Create a new bipartite graph between books and users connected by the READS relationship type:

CALL gds.graph.filter(
  'teenagers-books',
  'social-graph',
  'n:Book OR n:Person',
  'r:READS'
)
YIELD graphName, fromGraphName, nodeCount, relationshipCount

Table 7. Results
graphName	fromGraphName	nodeCount	relationshipCount
"teenagers-books"	"social-graph"	5	3

Bipartite graph node filtering

The previous example can be extended with an additional filter applied only to persons:

CALL gds.graph.filter(
  'teenagers-books',
  'social-graph',
  'n:Book OR (n:Person AND n.age > 18)',
  'r:READS'
)
YIELD graphName, fromGraphName, nodeCount, relationshipCount

Table 8. Results
graphName	fromGraphName	nodeCount	relationshipCount
"teenagers-books"	"social-graph"	3	1

Using query parameters

Similar to Cypher, it is also possible to set query parameters.

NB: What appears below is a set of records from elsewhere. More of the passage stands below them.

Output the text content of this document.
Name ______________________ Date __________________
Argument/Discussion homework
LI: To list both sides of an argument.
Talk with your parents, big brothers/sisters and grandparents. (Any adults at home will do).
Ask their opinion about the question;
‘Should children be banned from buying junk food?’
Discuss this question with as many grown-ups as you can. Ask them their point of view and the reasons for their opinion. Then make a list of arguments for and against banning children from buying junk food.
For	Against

As an example we can rewrite the node filter example from above using parameters instead of integer literals:

Create a new graph containing only users of a certain age group:

CALL gds.graph.filter(
  'teenagers-parameterized',
  'social-graph',
  'n.age > $lower AND n.age <= $upper',
  '*',
  { parameters: { lower: 13, upper: 18 } }
)
YIELD graphName, fromGraphName, nodeCount, relationshipCount

Table 9. Results
graphName	fromGraphName	nodeCount	relationshipCount
"teenagers-parameterized"	"social-graph"	2	1